Auch Frank Schildt (SPD) gehört zu jenen Abgeordneten, die ihre Kontrollfunktion ernstnehmen: „Welche Vereinbarungen gibt es zwischen dem Senat und dem Magistrat über den Einsatz der Feuerwehrdrehleiter bei der Landesfeuerwehrschule Bremen für Bremen-Stadt und Bremerhaven?“fühlte er der Innenpolitik von Ralf H. Borttscheller im Januar auf den Zahn. „Es gibt keine formelle Vereinbarung zwischen dem Senat und dem Magistrat“, antwortete Borttscheller gelassen. „Beide Berufsfeuerwehren besitzen eigene Drehleitern“, klärte der Innensenator den Abgeordneten auf. Außerdem sei sichergestellt, daß sich die Feuerwehren sich gegenseitig aushelfen würden. Doch damit ließ sich Schildt nicht abspeisen. „Wenn ich bemerken darf, Herr Senator, das sind keine befriedigenden Antworten auf eine konkrete Frage“, hakte er nach. „Sie sehen also in der Vergangenheit keine aktuellen Probleme, die dazu geführt hätten, daß die Leiter der Landesfeuerwehrschule zur Verfügung gestanden hätte?“Borttscheller lächelte – was selten vorkommt – weise: „Es ist mir, Herr Abgeordneter Schildt, weder in Bremen noch in Bremerhaven ein Brand bekannt, der nicht bekämpft werden konnte, weil eine Drehleiter gefehlt hätte.“Schildt setzte sich – Beobachter wollen auf seinen Antitz Erleichterung erkannt haben. Ja, ja, so sind sie, unsere Abgeordneten, immer um das Wohl der Bürger besorgt.

So auch Rolf Herderhorst (CDU). „Ist es richtig, daß es in der Steuerverwaltung Bremen mit sechs bis sieben Textverarbeitungssystemen gearbeitet wird, die untereinander nicht kompatibel sind“, zwang er im Dezember den stellvertretenden Bürgermeister Ulrich Nölle (CDU) zu einer Stellungnahme. Seine Anfrage trug den aufrührerischen Titel „Textverarbeitungswesen bzw. -unwesen in der Steuerverwaltung Bremen“. Nölle konnte den Abgeordneten allerdings beruhigen. Nach dem

„Technikeinführungskonzept des Senats“sei der „Einsatz von Textverarbeitungssoftware in der bremischen Verwaltung“schon lange vereinheitlicht worden.

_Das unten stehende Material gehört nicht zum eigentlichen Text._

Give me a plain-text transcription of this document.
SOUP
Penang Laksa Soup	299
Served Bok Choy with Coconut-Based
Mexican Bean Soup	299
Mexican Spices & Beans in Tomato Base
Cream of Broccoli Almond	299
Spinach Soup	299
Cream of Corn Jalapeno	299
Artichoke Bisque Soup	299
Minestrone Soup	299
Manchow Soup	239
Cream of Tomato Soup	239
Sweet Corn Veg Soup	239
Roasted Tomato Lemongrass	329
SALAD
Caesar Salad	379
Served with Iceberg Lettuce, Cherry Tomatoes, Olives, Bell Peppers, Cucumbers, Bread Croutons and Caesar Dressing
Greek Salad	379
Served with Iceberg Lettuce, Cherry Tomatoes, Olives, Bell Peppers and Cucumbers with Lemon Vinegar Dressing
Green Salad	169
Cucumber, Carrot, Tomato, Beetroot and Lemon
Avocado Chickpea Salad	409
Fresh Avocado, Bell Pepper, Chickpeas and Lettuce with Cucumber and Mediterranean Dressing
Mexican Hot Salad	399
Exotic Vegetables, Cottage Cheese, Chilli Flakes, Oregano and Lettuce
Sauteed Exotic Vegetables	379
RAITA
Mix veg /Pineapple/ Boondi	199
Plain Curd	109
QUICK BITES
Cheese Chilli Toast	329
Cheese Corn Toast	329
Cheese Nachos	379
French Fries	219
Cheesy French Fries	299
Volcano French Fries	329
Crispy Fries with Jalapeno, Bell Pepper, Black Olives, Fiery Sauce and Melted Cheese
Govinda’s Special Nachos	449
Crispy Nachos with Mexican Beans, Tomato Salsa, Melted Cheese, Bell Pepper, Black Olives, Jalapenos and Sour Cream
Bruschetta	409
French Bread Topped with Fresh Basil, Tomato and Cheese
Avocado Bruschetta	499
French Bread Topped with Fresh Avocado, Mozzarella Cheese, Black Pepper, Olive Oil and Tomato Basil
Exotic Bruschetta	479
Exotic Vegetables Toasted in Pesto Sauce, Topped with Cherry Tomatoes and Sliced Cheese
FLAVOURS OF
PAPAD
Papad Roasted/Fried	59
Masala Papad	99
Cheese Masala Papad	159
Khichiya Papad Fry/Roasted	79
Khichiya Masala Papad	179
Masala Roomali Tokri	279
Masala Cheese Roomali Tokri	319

Doch Bremens Volksvertreter schmoren nicht nur im eigenen Saft, mutig wagen sie auch den Blick über den Tellerrand. „Wie bewertet der Senat die neuen Telefongebühren der Telekom“, wollte Elke Steinhöfel (SPD) von Arbeitssenator Uwe Beckmeyer (SPD) wissen. „Frau Abgeordnete, Sie sprechen ein Problem an, und zwar eine mangelhafte PR-Arbeit der Telekom im Vorfeld dieser ganzen Angelegenheit. Das ist wirklich, denke ich, so schlecht gelaufen, wie es hätte nur schlecht laufen können“, hatte Beckmeyer herausgefunden. „Ihrer Antwort entnehme ich, daß Sie es nur für eine PR-Frage, aber nicht für eine inhaltliche Frage halten“, versuchte Steinhöfel den Senator festzunageln - da führ ihr der Präsident der Bürgerschaft, Reinhard Metz (CDU) in die Parade:„Das war keine Frage“, ermahnte er die Abgeordnete. „Das stimmt! Das räume ich ein“, mußte Steinhöfel zugeben.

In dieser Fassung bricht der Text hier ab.